Big Analytics Roundup (May 25, 2015)
This week features new releases from Drill and Hive, plus announcements from DataStax and MemSQL.
Andrew Brust summarizes the SQL options presented by Drill, Hive and Spark, noting that Drill’s “SQL everywhere” approach and DBMS vendors’ federated engines make the term “SQL on Hadoop” obsolete.
Gartner surveys its panel of 284 people who rely on Gartner and concludes that Hadoop is less ubiquitous than Microsoft Office, because it’s hard. (One wonders how many Hadoop deployments were overlooked because members of the “Gartner Research Circle” don’t know about them.) Gartner analysts Nick Heudecker and Merv Adrian look at the numbers and tut-tut about the future of Hadoop.
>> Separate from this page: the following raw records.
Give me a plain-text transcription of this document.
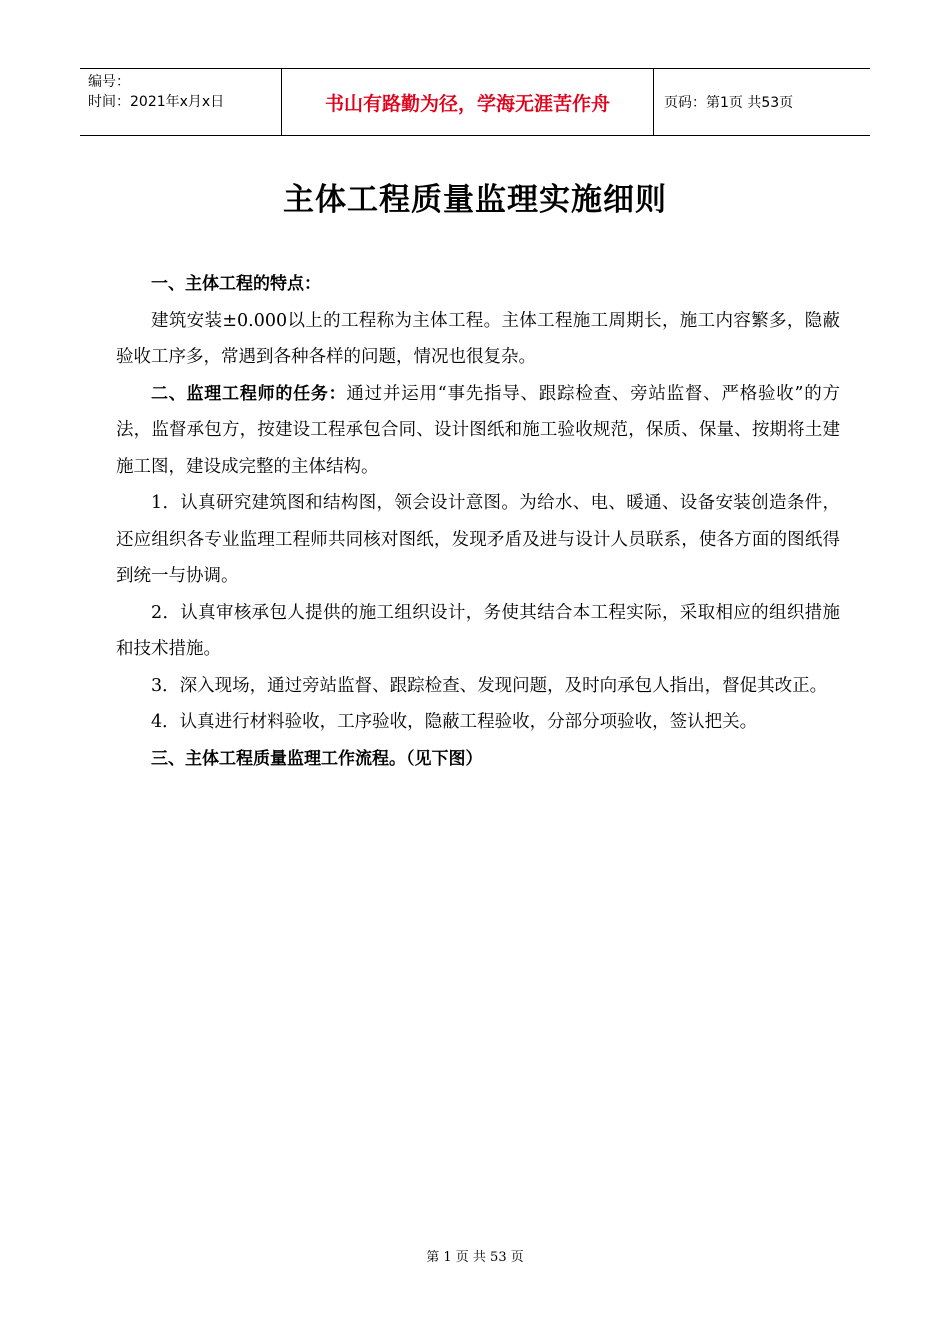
编号：
时间：2021年x月x日	书山有路勤为径，学海无涯苦作舟	页码：第1页 共53页
主体工程质量监理实施细则

一、主体工程的特点：

建筑安装±0.000以上的工程称为主体工程。主体工程施工周期长，施工内容繁多，隐蔽验收工序多，常遇到各种各样的问题，情况也很复杂。

二、监理工程师的任务：通过并运用“事先指导、跟踪检查、旁站监督、严格验收”的方法，监督承包方，按建设工程承包合同、设计图纸和施工验收规范，保质、保量、按期将土建施工图，建设成完整的主体结构。

1．认真研究建筑图和结构图，领会设计意图。为给水、电、暖通、设备安装创造条件，还应组织各专业监理工程师共同核对图纸，发现矛盾及进与设计人员联系，使各方面的图纸得到统一与协调。

2．认真审核承包人提供的施工组织设计，务使其结合本工程实际，采取相应的组织措施和技术措施。

3．深入现场，通过旁站监督、跟踪检查、发现问题，及时向承包人指出，督促其改正。

4．认真进行材料验收，工序验收，隐蔽工程验收，分部分项验收，签认把关。

三、主体工程质量监理工作流程。（见下图）

第 1 页 共 53 页
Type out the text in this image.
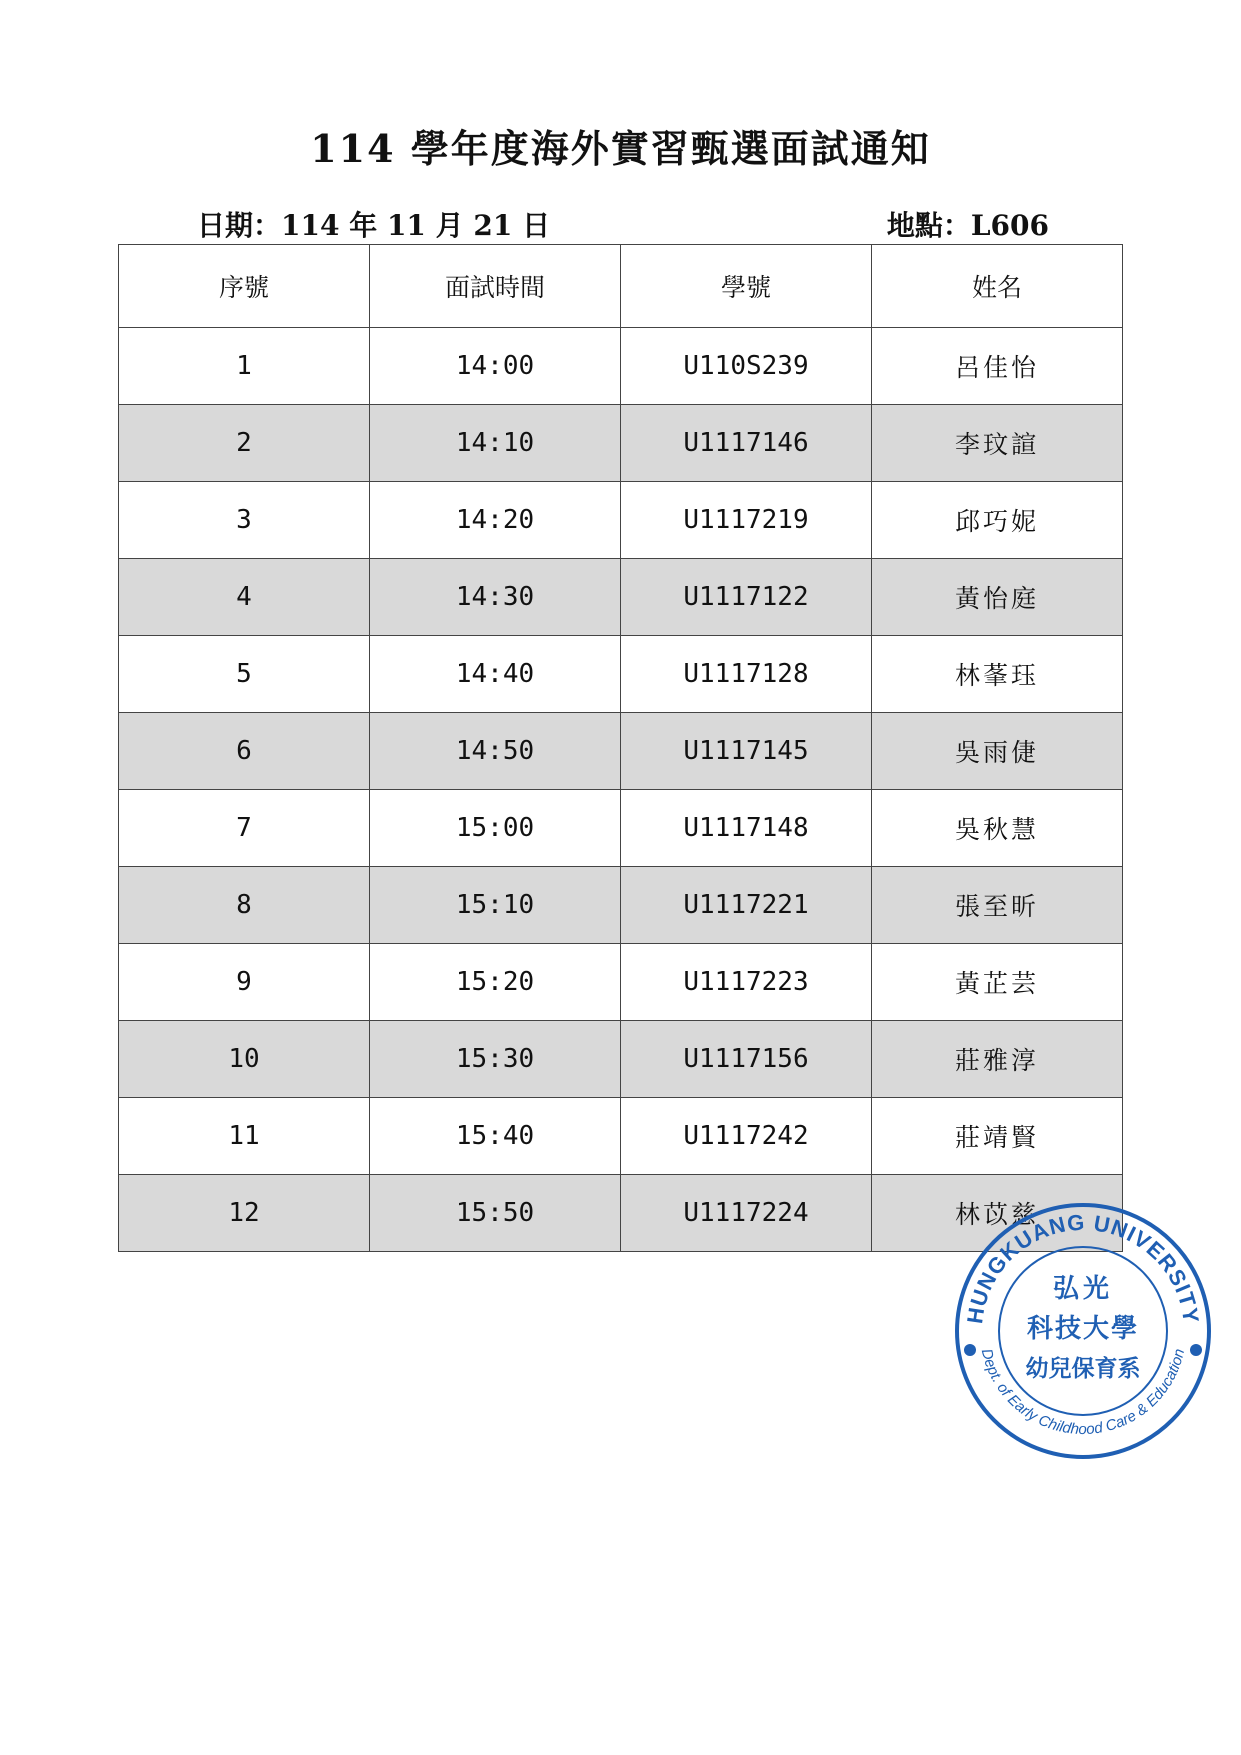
114 學年度海外實習甄選面試通知
日期：114 年 11 月 21 日	地點：L606
序號	面試時間	學號	姓名
1	14:00	U110S239	呂佳怡
2	14:10	U1117146	李玟諠
3	14:20	U1117219	邱巧妮
4	14:30	U1117122	黃怡庭
5	14:40	U1117128	林莑珏
6	14:50	U1117145	吳雨倢
7	15:00	U1117148	吳秋慧
8	15:10	U1117221	張至昕
9	15:20	U1117223	黃芷芸
10	15:30	U1117156	莊雅淳
11	15:40	U1117242	莊靖賢
12	15:50	U1117224	林苡慈
HUNGKUANG UNIVERSITY
Dept. of Early Childhood Care & Education
弘光
科技大學
幼兒保育系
But if 26% say they are investing today and 11% say they plan to invest in the next twelve months, that sounds to me like a 42% growth rate for Hadoop distributors, which is not too shabby.
The team announces Release 1.0, which includes improvements to documentation and bug fixes.
Altiscale posts part one of a series of tips and tricks for running Spark co-located with Hadoop. Repeat after me, kids: Spark is co-located with Hadoop, not “on” Hadoop.
Revolution Analytics (now part of Microsoft) publishes beta release of a dplyr-Spark interface with more disclaimers than a pack of cigarettes.
MemSQL announces Release 4 of its eponymous in-memory database, which includes a Community Edition and some previously announced features, including Spark integration and geospatial capability. Coverage here, here, here, here and here.
Skytree gets an award for something, which is good because they haven’t produced any other news lately.
Or Yet Another Machine Learning Library. This time, it’s Keystone, which is pretty much the same as Spark MLLib.